Herbert Winslow (September 22, 1848 – September 25, 1914) was a rear admiral in the United States Navy.

==Biography==
He was born in 1848 in Roxbury, Massachusetts, to future Rear Admiral John Ancrum Winslow (1811-1873) and Catherine Amelia Winslow (1813-1890). Through his paternal line, he was a direct descendant of Mayflower passenger Edward Winslow. Winslow's brother, William Randolph Winslow, was a career Navy officer who spent his career as a paymaster. His nephew, Eben Eveleth Winslow, was a career United States Army officer who attained the rank of brigadier general.

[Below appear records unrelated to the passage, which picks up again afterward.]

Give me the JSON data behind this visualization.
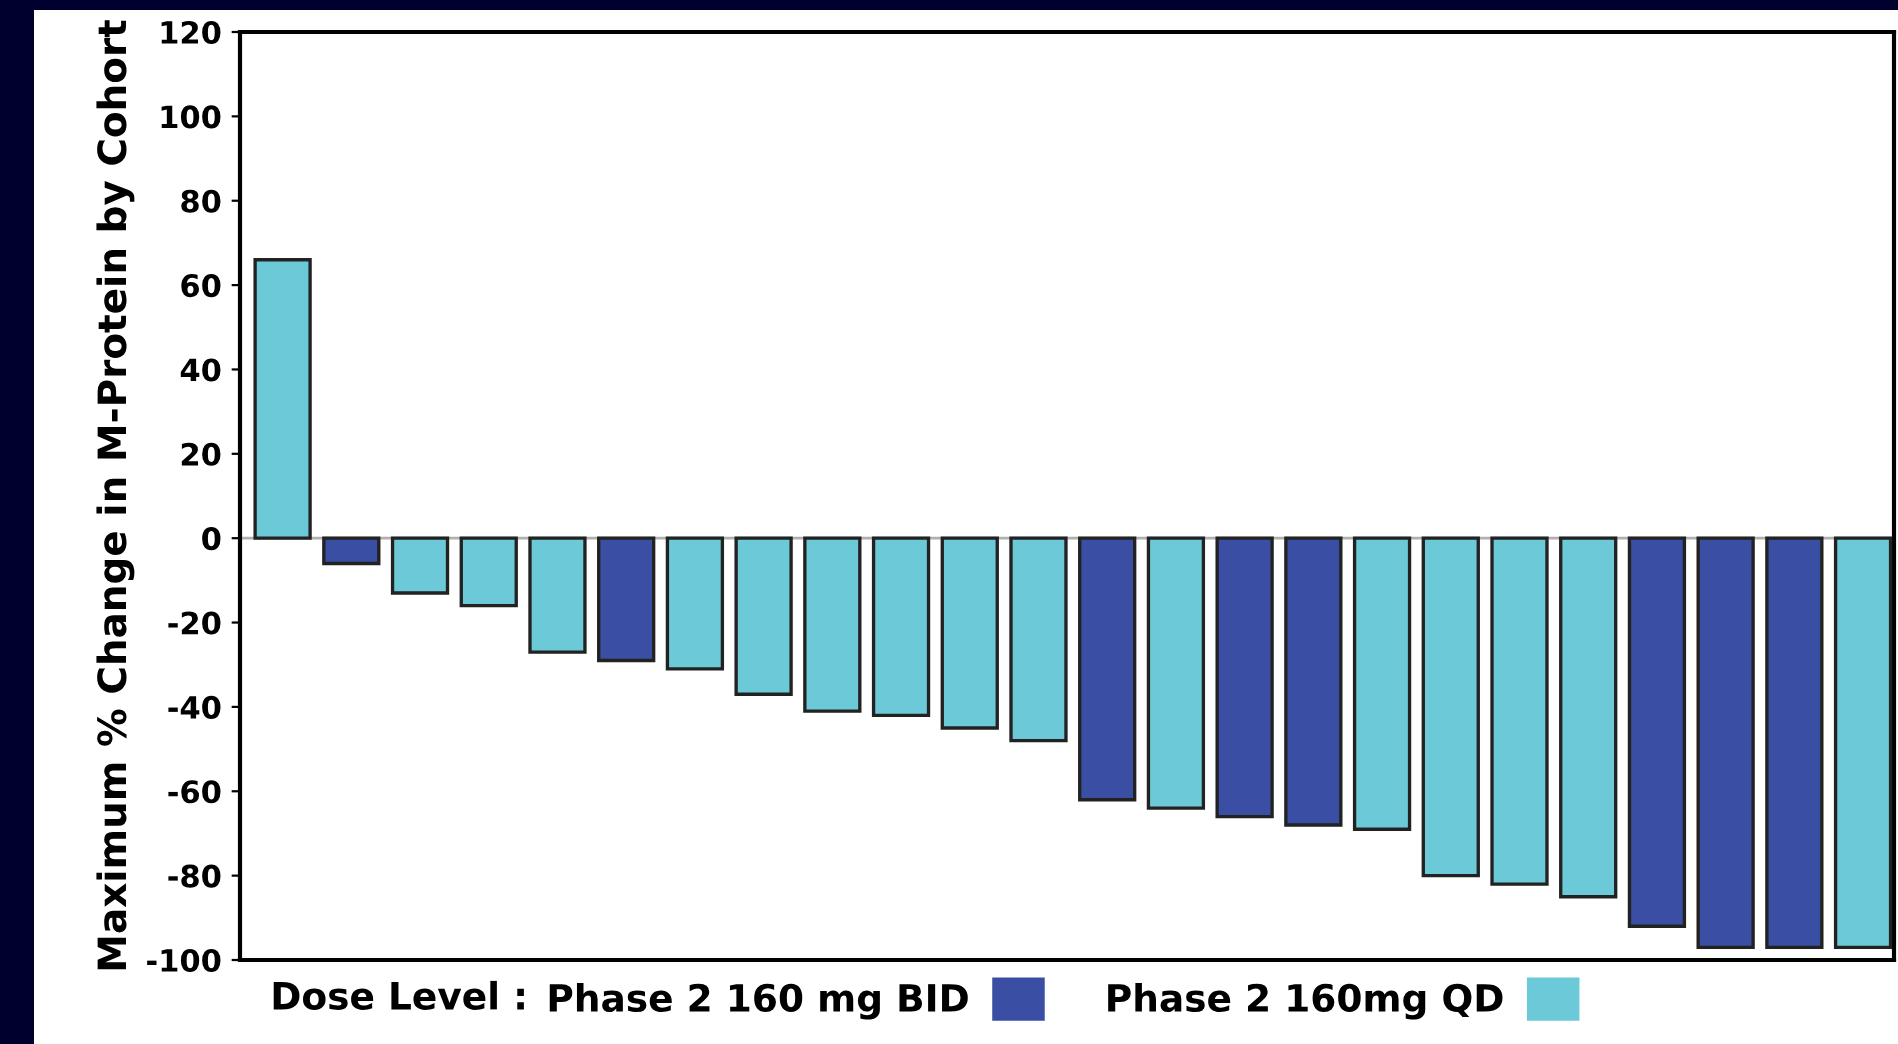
{
  "chart_data": {
    "type": "bar",
    "ylabel": "Maximum % Change in M-Protein by Cohort",
    "legend_title": "Dose Level :",
    "categories": [
      null,
      null,
      null,
      null,
      null,
      null,
      null,
      null,
      null,
      null,
      null,
      null,
      null,
      null,
      null,
      null,
      null,
      null,
      null,
      null,
      null,
      null,
      null,
      null
    ],
    "series": [
      {
        "name": "Phase 2 160 mg BID",
        "color": "#3a4fa3",
        "values": [
          null,
          -6,
          null,
          null,
          null,
          -29,
          null,
          null,
          null,
          null,
          null,
          null,
          -62,
          null,
          -66,
          -68,
          null,
          null,
          null,
          null,
          -92,
          -97,
          -97,
          null
        ]
      },
      {
        "name": "Phase 2 160mg QD",
        "color": "#6ccad8",
        "values": [
          66,
          null,
          -13,
          -16,
          -27,
          null,
          -31,
          -37,
          -41,
          -42,
          -45,
          -48,
          null,
          -64,
          null,
          null,
          -69,
          -80,
          -82,
          -85,
          null,
          null,
          null,
          -97
        ]
      }
    ],
    "ylim": [
      -100,
      120
    ],
    "yticks": [
      -100,
      -80,
      -60,
      -40,
      -20,
      0,
      20,
      40,
      60,
      80,
      100,
      120
    ],
    "ref_lines": [
      {
        "axis": "y",
        "value": 0,
        "color": "#b0b0b0"
      }
    ],
    "legend": "bottom",
    "grid": false
  }
}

Winslow entered the United States Naval Academy in July 1865 and graduated four years later. He commanded the USS Fern at the Battle of Santiago de Cuba on July 3, 1898. He retired on September 22, 1910, having reached the mandatory retirement age of 62, and moved to Cherbourg, France.

He married Elizabeth Maynard (December 1854 – March 3, 1899), daughter of Lafayette Maynard, in 1876. She died in 1899 while Winslow was serving as executive officer of the Naval Training Station in Newport, Rhode Island.

He was a hereditary companion of the Massachusetts Commandery of the Military Order of the Loyal Legion of the United States by right of his father's service in the Union Navy during the American Civil War.

He died in Florence, Italy on September 25, 1914. He is buried with his father at Forest Hills Cemetery in Jamaica Plain, Boston.